The Student Assembly (S.A.) sent the Slope Day and Convocation Committees to the GPSA meeting last night specifically to request funds for each of their individual events.
If they expect to attend, “the graduate students need to give equitable contributions [to these events],” said Michelle Fernandes ’06, S.A. vice president of finance. Slope Day typically has a budget of $400,000 according to Fernandes, unless exceptional artists are invited to perform at the event.
The Slope Day Committee requested the funds because they felt the grad students should have full access, like the rest of the Cornell community.
“[Interim President Hunter R. Rawlings’ III] charge in 2001 to the Cornell community was that [this event] was for the whole Cornell community,” said Jon Bellante ’06, chair of the Slope Day and Convocation committees. “This is the only group we’ve approached that has said no. Last year they also said no.”
Although GPSA has set aside $18,000 in their budget, it has not been explicitly earmarked for Slope Day. According to Tim McConnochie, grad, president of the GPSA, the intention of those funds is for Slope Day, but the assembly will be unable to finalize these plans until their meeting at the start of next semester.
“Whether or not the grad students get to attend Slope Day is still in jeopardy,” Bellante said. “They’ve made good-faith steps, but their attendance is still not guaranteed.”

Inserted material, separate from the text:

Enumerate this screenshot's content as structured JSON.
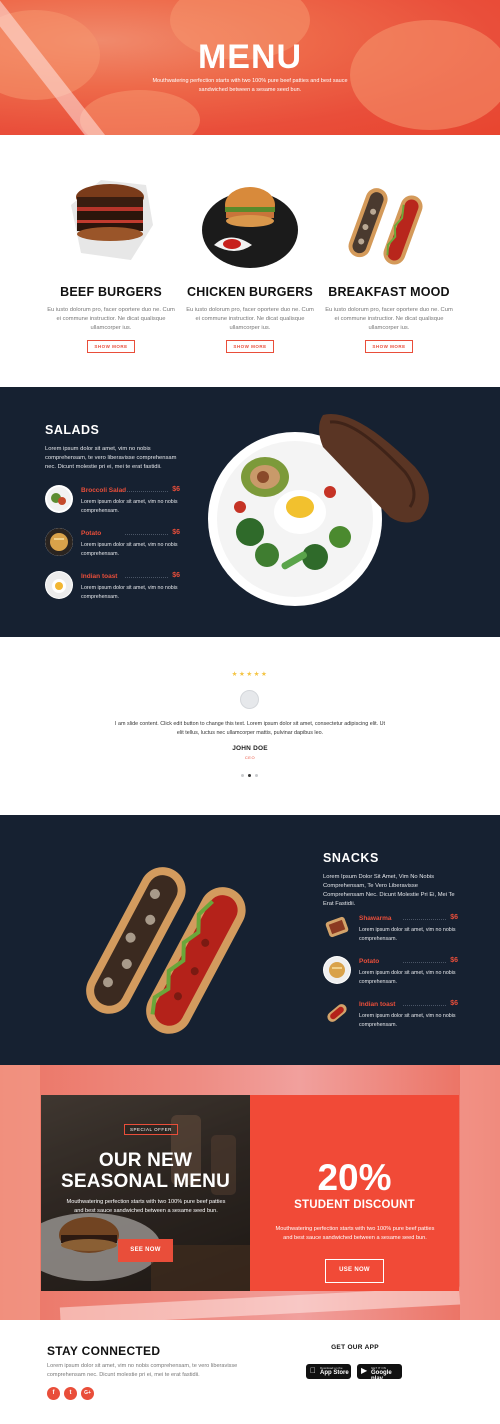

This wee, the S.A. is finalizing their budget and student activity fee, and without the needed support from GPSA, the S.A. can vote to restrict their access to the Slope Day events. The Slope Day Committee specifically requested $7,500 for next semester’s events, and $15,000 each for two years afterwards.
The GPSA was also approached about allowing graduate students to attend Convocation. In past years, Convocation was attended on a first-come-first-serve basis, and while most of the participants are likely to be seniors, no official tally has ever been made. Last year, there were approximately 10,000 attendees, but because of fire safety concerns that limit Barton Hall to 5,000 people, the Convocation Committee must initiate restrictions on the number of people attending this year. These restrictions may come in the form of ticketing, or card-swiping, or other means of differentiating between seniors and other students.
“The GPSA has no interest,” McConnochie said.
“No, thank you, for Convocation,” he said to the committee.